Even in the minor details of ‘Invasion’ there were elements that would recur in the later series; we were to be told of radio hams linking some of the groups of survivors together, while Susan’s response when she learns that humans are fighting each other for food and supplies tersely summarises one of Nation’s chief concerns: ‘Survival at all costs.’ The timing was not far removed either; the first draft of ‘Invasion’ set the action in 2041, with the Doctor calculating that Earth must have succumbed to the Daleks in the 1970s.

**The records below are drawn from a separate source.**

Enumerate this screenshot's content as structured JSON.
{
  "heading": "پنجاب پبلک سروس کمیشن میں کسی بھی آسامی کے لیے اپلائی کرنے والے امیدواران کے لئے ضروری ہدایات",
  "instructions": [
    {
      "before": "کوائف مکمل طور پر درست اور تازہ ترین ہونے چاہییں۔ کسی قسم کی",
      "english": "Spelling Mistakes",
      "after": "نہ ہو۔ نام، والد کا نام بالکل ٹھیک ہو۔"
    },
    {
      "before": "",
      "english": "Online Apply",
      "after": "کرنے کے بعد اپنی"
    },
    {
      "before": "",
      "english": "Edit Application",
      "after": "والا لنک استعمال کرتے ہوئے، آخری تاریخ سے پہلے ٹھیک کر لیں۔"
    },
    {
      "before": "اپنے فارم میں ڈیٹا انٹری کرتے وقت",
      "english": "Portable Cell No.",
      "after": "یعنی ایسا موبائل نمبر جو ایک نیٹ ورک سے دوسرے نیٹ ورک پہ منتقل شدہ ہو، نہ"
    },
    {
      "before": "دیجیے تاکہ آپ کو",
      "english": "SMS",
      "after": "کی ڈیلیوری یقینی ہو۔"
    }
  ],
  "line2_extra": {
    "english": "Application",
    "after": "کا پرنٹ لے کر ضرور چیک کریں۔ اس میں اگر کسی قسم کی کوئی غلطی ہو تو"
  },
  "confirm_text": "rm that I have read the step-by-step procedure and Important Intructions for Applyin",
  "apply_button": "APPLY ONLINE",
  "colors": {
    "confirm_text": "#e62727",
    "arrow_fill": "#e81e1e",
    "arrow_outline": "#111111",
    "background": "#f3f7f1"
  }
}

But if Nation drew on elements of his earlier work for
Survivors
, they were to be transformed into something much more convincing here. Perhaps buoyed by the new-found critical respectability of the Daleks and the unusually good notices for
The House in Nightmare Park
, Nation began to enjoy something of a purple patch, writing – in addition to ‘Genesis of the Daleks’ – seven episodes of what turned out to be the thirteen-week series of
Survivors
, among them some of his best work. In particular the opening three episodes, which link together into a continuous narrative, are hugely effective, a sustained two-and-a-half-hour tale that for the first time allowed him the leisure to develop character, as well as to explore his favourite concerns in some depth. In the absence of the cliff-hanger endings that were demanded every twenty minutes or so in
Doctor Who
, the pacing is less forced, and the moments of action and high drama emerge more naturally from the narrative. This was new territory for a writer who had come from comedy into children’s science fiction and action adventure stories, and there was nothing in his list of credits to guarantee that it would work, but it was a challenge to which Nation proved himself more than capable of responding.